No. 1, does the CEO or business owner want to participate in any appreciation of a building which they wouldn’t participate in if they leased it? That’s a principal advantage that should be taken into consideration when deciding whether to lease or buy.

The second consideration is there are some tax advantages, as the building itself is depreciable over the useful life of the asset. The owner gets to depreciate the building and the improvements over the useful life of the building, but they don’t get to depreciate the land. Sometimes it’s critical for an owner to make sure that they secure a location.

When you own a property, you guarantee yourself the security of long-time location. This can be important in certain industries if you are near a port or close to a freeway. Or you might have [invested] excessive costs into a building so you would rather own where you already are than lease somewhere else.
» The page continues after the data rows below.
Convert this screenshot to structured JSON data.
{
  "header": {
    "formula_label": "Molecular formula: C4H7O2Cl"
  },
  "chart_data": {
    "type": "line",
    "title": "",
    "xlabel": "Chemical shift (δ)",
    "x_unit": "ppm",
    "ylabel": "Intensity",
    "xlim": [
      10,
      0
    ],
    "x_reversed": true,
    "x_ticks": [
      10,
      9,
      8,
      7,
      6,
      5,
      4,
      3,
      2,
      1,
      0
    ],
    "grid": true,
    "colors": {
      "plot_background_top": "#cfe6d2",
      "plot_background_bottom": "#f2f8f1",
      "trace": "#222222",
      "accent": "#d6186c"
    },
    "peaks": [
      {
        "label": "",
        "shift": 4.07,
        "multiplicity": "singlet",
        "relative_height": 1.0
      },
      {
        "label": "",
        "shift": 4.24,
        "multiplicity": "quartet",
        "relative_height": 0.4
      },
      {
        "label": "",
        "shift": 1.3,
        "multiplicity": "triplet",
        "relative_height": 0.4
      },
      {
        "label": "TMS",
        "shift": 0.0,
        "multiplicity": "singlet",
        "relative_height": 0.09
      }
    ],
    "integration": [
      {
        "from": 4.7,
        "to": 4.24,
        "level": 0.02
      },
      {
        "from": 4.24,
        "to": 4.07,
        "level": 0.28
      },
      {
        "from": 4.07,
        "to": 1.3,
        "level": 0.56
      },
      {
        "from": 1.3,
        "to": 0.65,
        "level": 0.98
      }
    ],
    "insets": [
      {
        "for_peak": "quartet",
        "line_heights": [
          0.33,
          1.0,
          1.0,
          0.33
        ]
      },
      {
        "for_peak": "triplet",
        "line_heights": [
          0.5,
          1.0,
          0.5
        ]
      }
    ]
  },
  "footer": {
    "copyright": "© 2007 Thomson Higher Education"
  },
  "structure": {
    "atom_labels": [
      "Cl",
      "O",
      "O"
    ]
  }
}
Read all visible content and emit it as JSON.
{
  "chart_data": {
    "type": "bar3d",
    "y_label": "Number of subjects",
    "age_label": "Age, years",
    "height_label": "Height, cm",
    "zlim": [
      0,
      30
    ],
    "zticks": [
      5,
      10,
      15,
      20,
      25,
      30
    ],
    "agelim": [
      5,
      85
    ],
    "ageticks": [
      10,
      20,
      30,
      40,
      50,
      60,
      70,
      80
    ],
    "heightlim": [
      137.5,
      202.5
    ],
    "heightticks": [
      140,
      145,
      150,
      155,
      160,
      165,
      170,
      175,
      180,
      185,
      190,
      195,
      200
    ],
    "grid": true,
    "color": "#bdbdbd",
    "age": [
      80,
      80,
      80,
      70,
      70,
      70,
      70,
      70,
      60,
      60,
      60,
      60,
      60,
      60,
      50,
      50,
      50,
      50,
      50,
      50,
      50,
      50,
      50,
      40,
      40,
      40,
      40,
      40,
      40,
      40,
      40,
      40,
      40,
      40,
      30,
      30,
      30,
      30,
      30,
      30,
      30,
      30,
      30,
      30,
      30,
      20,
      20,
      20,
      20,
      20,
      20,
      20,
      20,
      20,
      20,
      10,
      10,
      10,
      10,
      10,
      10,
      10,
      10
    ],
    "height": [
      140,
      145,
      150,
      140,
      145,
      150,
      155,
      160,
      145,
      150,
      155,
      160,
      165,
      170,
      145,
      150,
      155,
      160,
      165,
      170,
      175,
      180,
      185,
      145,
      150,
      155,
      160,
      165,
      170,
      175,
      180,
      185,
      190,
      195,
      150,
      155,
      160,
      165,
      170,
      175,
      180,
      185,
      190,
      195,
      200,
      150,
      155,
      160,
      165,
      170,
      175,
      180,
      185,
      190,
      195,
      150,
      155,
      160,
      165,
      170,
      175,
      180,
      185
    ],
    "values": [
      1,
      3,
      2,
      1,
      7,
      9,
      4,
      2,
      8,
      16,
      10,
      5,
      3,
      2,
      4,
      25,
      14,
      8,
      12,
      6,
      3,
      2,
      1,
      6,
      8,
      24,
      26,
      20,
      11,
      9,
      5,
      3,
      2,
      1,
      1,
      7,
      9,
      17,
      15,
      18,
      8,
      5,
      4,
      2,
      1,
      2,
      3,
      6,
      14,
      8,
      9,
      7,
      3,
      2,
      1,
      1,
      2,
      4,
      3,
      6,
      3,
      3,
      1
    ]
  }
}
On the other side of that there is the possibility, although in California it hasn’t been too prevalent lately, of price depreciation.

What are some methods that businesses can use to finance real estate?
The most active method used today is where the buyer is required to put down up to 25 percent and then they retain long-term financing for the remaining 75 percent. An alternative product that is really attractive when it comes to current interest rates would be industrial revenue bond financing.

There are also Small Business Administration products that offer benefits as well, including programs that require as little as 10 percent down. Also, everyone should contact their local municipalities, because often they have economic development programs and are willing to pass on financing support by way of low-cost money or loan-guarantee programs.

You mentioned industrial development revenue bonds. What types of businesses can benefit from this financing method?
There are some limitations on eligibility. Usually you have to be a manufacturer, but you can also be a nonprofit organization.

The buyer will be utilizing the credit strength of the bank or financial institution that issues the letter of credit support for the bonds. The bank then takes a deed of trust of the subject real property.

What are some factors that a business should consider when deciding whether to use a fixed or variable rate?
The buyer’s tolerance for risk is the key. When you choose a fixed rate versus a variable rate, you are hedging against increasing rates. If they don’t go up, you may be better off with a variable rate.

If you are inclined not to take risks, or if your business doesn’t support potential interest rate risk in the future, most people choose to lock in and know what their rates are.

Alternatively, variable rates allow for repayment flexibility. Some people like to pay off their loans early. By not locking in, it gives you flexibility to make early repayments.

What advice would you give to a business that wants to refinance the property that it already owns?
Today’s rates are at historically low levels, so a business with a variable rate might want to lock in and reduce future interest rate risks. It’s a very good time to lock in and move from variable to fixed.

Some owners are looking for additional funds. If they already own the property, this could be a good time to cash out by refinancing the building and using the cash proceeds to reinvest in the business. Refinancing is an alternative to selling a building if you need capital.